Die Trauerrede wird die Gemeindepfarrerin des Verstorbenen halten. Herr M. wartet auf seinen letzten Abschied.
Es herrscht angespannte Stille, viele Menschen weinen. Der Anblick des Bildes des Verstorbenen Freundes, Partners, Kindes oder Vaters lässt den Verlust noch einmal deutlicher werden.
Sanfte und leichte Musik ertönt. Dann folgt ein gemeinsam gesungenes Lied. Viele Trauergäste tönen in dieses Lied ein.
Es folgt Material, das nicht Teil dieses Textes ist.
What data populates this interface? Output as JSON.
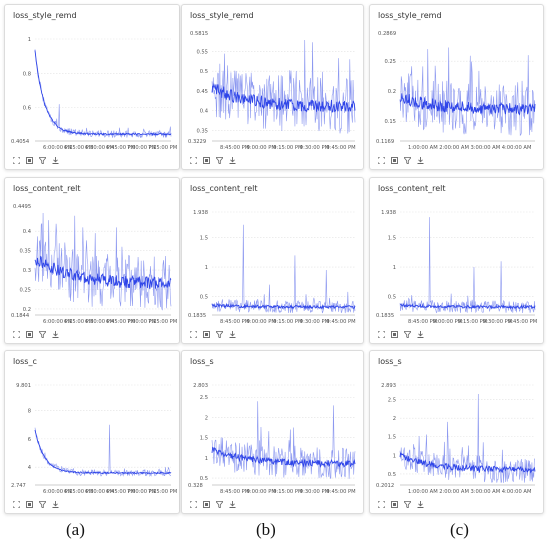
{
  "colors": {
    "line": "#2f45e8",
    "line_light": "#8c98f0",
    "grid": "#e2e2e2",
    "axis": "#bbbbbb"
  },
  "captions": [
    "(a)",
    "(b)",
    "(c)"
  ],
  "chart_data": [
    {
      "type": "line",
      "panel": "a",
      "title": "loss_style_remd",
      "ylim": [
        0.4054,
        1.0
      ],
      "yticks": [
        "1",
        "0.8",
        "0.6"
      ],
      "ytick_values": [
        1.0,
        0.8,
        0.6
      ],
      "ymin_label": "0.4054",
      "ymax_label": "",
      "xlabels": [
        "6:00:00 PM",
        "6:15:00 PM",
        "6:30:00 PM",
        "6:45:00 PM",
        "7:00:00 PM",
        "7:15:00 PM"
      ],
      "shape": "decay",
      "start": 0.93,
      "floor": 0.445,
      "noise": 0.012,
      "spikes": [
        [
          0.18,
          0.62
        ]
      ]
    },
    {
      "type": "line",
      "panel": "b",
      "title": "loss_style_remd",
      "ylim": [
        0.3229,
        0.5815
      ],
      "yticks": [
        "0.55",
        "0.5",
        "0.45",
        "0.4",
        "0.35"
      ],
      "ytick_values": [
        0.55,
        0.5,
        0.45,
        0.4,
        0.35
      ],
      "ymin_label": "0.3229",
      "ymax_label": "0.5815",
      "xlabels": [
        "8:45:00 PM",
        "9:00:00 PM",
        "9:15:00 PM",
        "9:30:00 PM",
        "9:45:00 PM"
      ],
      "shape": "noisy",
      "start": 0.46,
      "floor": 0.41,
      "noise": 0.04,
      "spikes": []
    },
    {
      "type": "line",
      "panel": "c",
      "title": "loss_style_remd",
      "ylim": [
        0.1169,
        0.2869
      ],
      "yticks": [
        "0.25",
        "0.2",
        "0.15"
      ],
      "ytick_values": [
        0.25,
        0.2,
        0.15
      ],
      "ymin_label": "0.1169",
      "ymax_label": "0.2869",
      "xlabels": [
        "1:00:00 AM",
        "2:00:00 AM",
        "3:00:00 AM",
        "4:00:00 AM"
      ],
      "shape": "noisy",
      "start": 0.19,
      "floor": 0.17,
      "noise": 0.025,
      "spikes": [
        [
          0.95,
          0.26
        ]
      ]
    },
    {
      "type": "line",
      "panel": "a",
      "title": "loss_content_relt",
      "ylim": [
        0.1844,
        0.4495
      ],
      "yticks": [
        "0.4",
        "0.35",
        "0.3",
        "0.25",
        "0.2"
      ],
      "ytick_values": [
        0.4,
        0.35,
        0.3,
        0.25,
        0.2
      ],
      "ymin_label": "0.1844",
      "ymax_label": "0.4495",
      "xlabels": [
        "6:00:00 PM",
        "6:15:00 PM",
        "6:30:00 PM",
        "6:45:00 PM",
        "7:00:00 PM",
        "7:15:00 PM"
      ],
      "shape": "noisy",
      "start": 0.33,
      "floor": 0.265,
      "noise": 0.04,
      "spikes": [
        [
          0.05,
          0.42
        ],
        [
          0.35,
          0.41
        ],
        [
          0.6,
          0.41
        ]
      ]
    },
    {
      "type": "line",
      "panel": "b",
      "title": "loss_content_relt",
      "ylim": [
        0.1835,
        1.938
      ],
      "yticks": [
        "1.938",
        "1.5",
        "1",
        "0.5"
      ],
      "ytick_values": [
        1.938,
        1.5,
        1.0,
        0.5
      ],
      "ymin_label": "0.1835",
      "ymax_label": "",
      "xlabels": [
        "8:45:00 PM",
        "9:00:00 PM",
        "9:15:00 PM",
        "9:30:00 PM",
        "9:45:00 PM"
      ],
      "shape": "flat",
      "start": 0.35,
      "floor": 0.32,
      "noise": 0.06,
      "spikes": [
        [
          0.22,
          1.72
        ],
        [
          0.58,
          1.2
        ],
        [
          0.8,
          0.95
        ],
        [
          0.4,
          0.7
        ]
      ]
    },
    {
      "type": "line",
      "panel": "c",
      "title": "loss_content_relt",
      "ylim": [
        0.1835,
        1.938
      ],
      "yticks": [
        "1.938",
        "1.5",
        "1",
        "0.5"
      ],
      "ytick_values": [
        1.938,
        1.5,
        1.0,
        0.5
      ],
      "ymin_label": "0.1835",
      "ymax_label": "",
      "xlabels": [
        "8:45:00 PM",
        "9:00:00 PM",
        "9:15:00 PM",
        "9:30:00 PM",
        "9:45:00 PM"
      ],
      "shape": "flat",
      "start": 0.35,
      "floor": 0.32,
      "noise": 0.06,
      "spikes": [
        [
          0.22,
          1.85
        ],
        [
          0.55,
          1.0
        ],
        [
          0.75,
          1.1
        ]
      ]
    },
    {
      "type": "line",
      "panel": "a",
      "title": "loss_c",
      "ylim": [
        2.747,
        9.801
      ],
      "yticks": [
        "9.801",
        "8",
        "6",
        "4"
      ],
      "ytick_values": [
        9.801,
        8,
        6,
        4
      ],
      "ymin_label": "2.747",
      "ymax_label": "",
      "xlabels": [
        "6:00:00 PM",
        "6:15:00 PM",
        "6:30:00 PM",
        "6:45:00 PM",
        "7:00:00 PM",
        "7:15:00 PM"
      ],
      "shape": "decay",
      "start": 6.6,
      "floor": 3.6,
      "noise": 0.12,
      "spikes": [
        [
          0.55,
          7.0
        ]
      ]
    },
    {
      "type": "line",
      "panel": "b",
      "title": "loss_s",
      "ylim": [
        0.328,
        2.803
      ],
      "yticks": [
        "2.803",
        "2.5",
        "2",
        "1.5",
        "1",
        "0.5"
      ],
      "ytick_values": [
        2.803,
        2.5,
        2,
        1.5,
        1,
        0.5
      ],
      "ymin_label": "0.328",
      "ymax_label": "",
      "xlabels": [
        "8:45:00 PM",
        "9:00:00 PM",
        "9:15:00 PM",
        "9:30:00 PM",
        "9:45:00 PM"
      ],
      "shape": "noisy",
      "start": 1.2,
      "floor": 0.85,
      "noise": 0.22,
      "spikes": [
        [
          0.32,
          2.4
        ],
        [
          0.85,
          2.3
        ],
        [
          0.55,
          1.7
        ]
      ]
    },
    {
      "type": "line",
      "panel": "c",
      "title": "loss_s",
      "ylim": [
        0.2012,
        2.893
      ],
      "yticks": [
        "2.893",
        "2.5",
        "2",
        "1.5",
        "1",
        "0.5"
      ],
      "ytick_values": [
        2.893,
        2.5,
        2,
        1.5,
        1,
        0.5
      ],
      "ymin_label": "0.2012",
      "ymax_label": "",
      "xlabels": [
        "1:00:00 AM",
        "2:00:00 AM",
        "3:00:00 AM",
        "4:00:00 AM"
      ],
      "shape": "noisy",
      "start": 1.0,
      "floor": 0.6,
      "noise": 0.2,
      "spikes": [
        [
          0.58,
          2.65
        ],
        [
          0.35,
          1.9
        ],
        [
          0.1,
          1.3
        ]
      ]
    }
  ]
}
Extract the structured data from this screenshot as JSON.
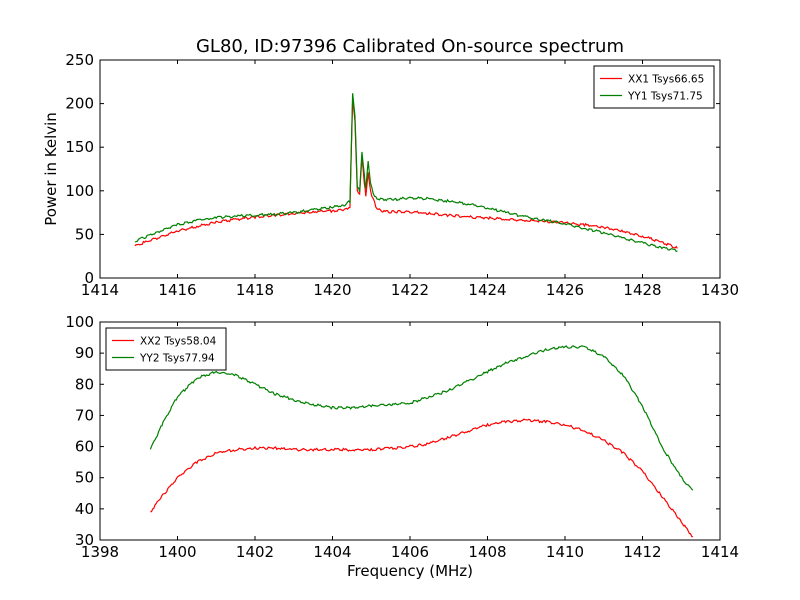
{
  "figure": {
    "title": "GL80, ID:97396 Calibrated On-source spectrum"
  },
  "chart_data": [
    {
      "type": "line",
      "title": "GL80, ID:97396 Calibrated On-source spectrum",
      "xlabel": "",
      "ylabel": "Power in Kelvin",
      "xlim": [
        1414,
        1430
      ],
      "ylim": [
        0,
        250
      ],
      "xticks": [
        1414,
        1416,
        1418,
        1420,
        1422,
        1424,
        1426,
        1428,
        1430
      ],
      "yticks": [
        0,
        50,
        100,
        150,
        200,
        250
      ],
      "grid": false,
      "legend_position": "upper right",
      "series": [
        {
          "name": "XX1 Tsys66.65",
          "color": "#ff0000",
          "x": [
            1414.9,
            1415.5,
            1416.0,
            1416.5,
            1417.0,
            1417.5,
            1418.0,
            1418.5,
            1419.0,
            1419.5,
            1420.0,
            1420.3,
            1420.45,
            1420.52,
            1420.58,
            1420.64,
            1420.7,
            1420.76,
            1420.82,
            1420.86,
            1420.92,
            1420.98,
            1421.05,
            1421.15,
            1421.3,
            1421.6,
            1422.0,
            1422.5,
            1423.0,
            1423.5,
            1424.0,
            1424.5,
            1425.0,
            1425.5,
            1426.0,
            1426.5,
            1427.0,
            1427.5,
            1428.0,
            1428.5,
            1428.9
          ],
          "y": [
            37,
            46,
            54,
            59,
            64,
            67,
            70,
            72,
            74,
            76,
            77,
            78,
            82,
            207,
            180,
            100,
            96,
            138,
            110,
            95,
            122,
            100,
            90,
            79,
            76,
            76,
            76,
            74,
            72,
            70,
            69,
            67,
            66,
            65,
            63,
            61,
            58,
            54,
            48,
            41,
            34
          ]
        },
        {
          "name": "YY1 Tsys71.75",
          "color": "#008000",
          "x": [
            1414.9,
            1415.5,
            1416.0,
            1416.5,
            1417.0,
            1417.5,
            1418.0,
            1418.5,
            1419.0,
            1419.5,
            1420.0,
            1420.3,
            1420.45,
            1420.52,
            1420.58,
            1420.64,
            1420.7,
            1420.76,
            1420.82,
            1420.86,
            1420.92,
            1420.98,
            1421.05,
            1421.15,
            1421.3,
            1421.6,
            1422.0,
            1422.5,
            1423.0,
            1423.5,
            1424.0,
            1424.5,
            1425.0,
            1425.5,
            1426.0,
            1426.5,
            1427.0,
            1427.5,
            1428.0,
            1428.5,
            1428.9
          ],
          "y": [
            42,
            53,
            61,
            66,
            69,
            71,
            72,
            73,
            75,
            78,
            81,
            84,
            88,
            211,
            185,
            105,
            100,
            145,
            118,
            102,
            133,
            110,
            97,
            91,
            90,
            90,
            92,
            91,
            88,
            85,
            80,
            75,
            70,
            66,
            62,
            57,
            52,
            46,
            40,
            35,
            31
          ]
        }
      ]
    },
    {
      "type": "line",
      "title": "",
      "xlabel": "Frequency (MHz)",
      "ylabel": "",
      "xlim": [
        1398,
        1414
      ],
      "ylim": [
        30,
        100
      ],
      "xticks": [
        1398,
        1400,
        1402,
        1404,
        1406,
        1408,
        1410,
        1412,
        1414
      ],
      "yticks": [
        30,
        40,
        50,
        60,
        70,
        80,
        90,
        100
      ],
      "grid": false,
      "legend_position": "upper left",
      "series": [
        {
          "name": "XX2 Tsys58.04",
          "color": "#ff0000",
          "x": [
            1399.3,
            1399.6,
            1400.0,
            1400.5,
            1401.0,
            1401.5,
            1402.0,
            1402.5,
            1403.0,
            1403.5,
            1404.0,
            1404.5,
            1405.0,
            1405.5,
            1406.0,
            1406.5,
            1407.0,
            1407.5,
            1408.0,
            1408.5,
            1409.0,
            1409.5,
            1410.0,
            1410.5,
            1411.0,
            1411.5,
            1412.0,
            1412.5,
            1413.0,
            1413.3
          ],
          "y": [
            39,
            44,
            50,
            55,
            58,
            59,
            59.5,
            59.5,
            59,
            59,
            59,
            59,
            59,
            59.5,
            60,
            61,
            63,
            65,
            67,
            68,
            68.5,
            68,
            67,
            65,
            62,
            58,
            52,
            44,
            36,
            31
          ]
        },
        {
          "name": "YY2 Tsys77.94",
          "color": "#008000",
          "x": [
            1399.3,
            1399.6,
            1400.0,
            1400.5,
            1401.0,
            1401.5,
            1402.0,
            1402.5,
            1403.0,
            1403.5,
            1404.0,
            1404.5,
            1405.0,
            1405.5,
            1406.0,
            1406.5,
            1407.0,
            1407.5,
            1408.0,
            1408.5,
            1409.0,
            1409.5,
            1410.0,
            1410.5,
            1411.0,
            1411.5,
            1412.0,
            1412.5,
            1413.0,
            1413.3
          ],
          "y": [
            59,
            67,
            76,
            82,
            84,
            83,
            80,
            77,
            75,
            73.5,
            72.5,
            72.5,
            73,
            73.5,
            74,
            76,
            78,
            81,
            84,
            87,
            89,
            91,
            92,
            92,
            89,
            83,
            73,
            60,
            50,
            46
          ]
        }
      ]
    }
  ]
}
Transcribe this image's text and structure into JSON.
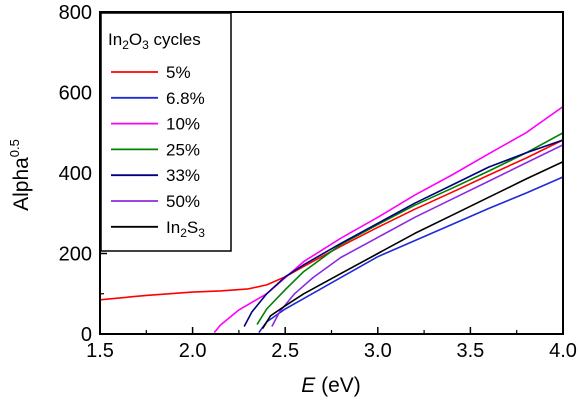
{
  "chart_data": {
    "type": "line",
    "xlabel": {
      "italic": "E",
      "rest": " (eV)"
    },
    "ylabel": {
      "base": "Alpha",
      "sup": "0.5"
    },
    "xlim": [
      1.5,
      4.0
    ],
    "ylim": [
      0,
      800
    ],
    "xticks": [
      "1.5",
      "2.0",
      "2.5",
      "3.0",
      "3.5",
      "4.0"
    ],
    "yticks": [
      "0",
      "200",
      "400",
      "600",
      "800"
    ],
    "grid": false,
    "legend": {
      "title": {
        "pre": "In",
        "sub1": "2",
        "mid": "O",
        "sub2": "3",
        "post": " cycles"
      },
      "placement": "top-left"
    },
    "series": [
      {
        "name": "5%",
        "color": "#ff0000",
        "x": [
          1.5,
          1.75,
          2.0,
          2.15,
          2.3,
          2.4,
          2.5,
          2.6,
          2.8,
          3.0,
          3.2,
          3.4,
          3.6,
          3.8,
          4.0
        ],
        "y": [
          85,
          96,
          104,
          107,
          112,
          122,
          142,
          168,
          218,
          265,
          310,
          352,
          395,
          437,
          482
        ]
      },
      {
        "name": "6.8%",
        "color": "#1f2bd8",
        "x": [
          2.36,
          2.4,
          2.5,
          2.6,
          2.8,
          3.0,
          3.2,
          3.4,
          3.6,
          3.8,
          4.0
        ],
        "y": [
          5,
          30,
          62,
          88,
          140,
          192,
          232,
          272,
          312,
          350,
          390
        ]
      },
      {
        "name": "10%",
        "color": "#ff00ff",
        "x": [
          2.12,
          2.15,
          2.25,
          2.4,
          2.6,
          2.8,
          3.0,
          3.2,
          3.4,
          3.6,
          3.8,
          4.0
        ],
        "y": [
          5,
          22,
          60,
          100,
          180,
          238,
          290,
          345,
          395,
          448,
          500,
          565
        ]
      },
      {
        "name": "25%",
        "color": "#008000",
        "x": [
          2.35,
          2.4,
          2.5,
          2.6,
          2.8,
          3.0,
          3.2,
          3.4,
          3.6,
          3.8,
          4.0
        ],
        "y": [
          25,
          62,
          110,
          155,
          222,
          272,
          320,
          362,
          405,
          450,
          500
        ]
      },
      {
        "name": "33%",
        "color": "#000080",
        "x": [
          2.28,
          2.32,
          2.4,
          2.5,
          2.6,
          2.8,
          3.0,
          3.2,
          3.4,
          3.6,
          3.8,
          4.0
        ],
        "y": [
          20,
          55,
          100,
          142,
          172,
          225,
          275,
          325,
          370,
          415,
          450,
          482
        ]
      },
      {
        "name": "50%",
        "color": "#8a2be2",
        "x": [
          2.43,
          2.47,
          2.55,
          2.65,
          2.8,
          3.0,
          3.2,
          3.4,
          3.6,
          3.8,
          4.0
        ],
        "y": [
          20,
          55,
          100,
          140,
          190,
          240,
          290,
          335,
          380,
          425,
          470
        ]
      },
      {
        "name": {
          "base": "In",
          "sub1": "2",
          "mid": "S",
          "sub2": "3"
        },
        "color": "#000000",
        "x": [
          2.38,
          2.42,
          2.5,
          2.6,
          2.8,
          3.0,
          3.2,
          3.4,
          3.6,
          3.8,
          4.0
        ],
        "y": [
          15,
          45,
          70,
          100,
          150,
          200,
          250,
          295,
          340,
          385,
          428
        ]
      }
    ]
  }
}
Nach einer kleinen Weile der Stille beginnt die Pfarrerin mit ihrer Rede.
Sie erzählt aus dem Leben von Herrn M. Es folgt ein nächstes Lied und danach Stille.
Später wird gemeinsam gebetet. Zum Schluss spielt der Klavierspieler das Ave-Maria.
Die Trauergäste verlassen langsam den Abschiedsraum. Im Vorraum stehen Kaffee, Tee und Wasser für sie bereit.
Nach der kleinen Stärkung fahren wir gemeinsam zum Friedhof, um den Verstorbenen zu seiner letzten Ruhestätte zu geleiten.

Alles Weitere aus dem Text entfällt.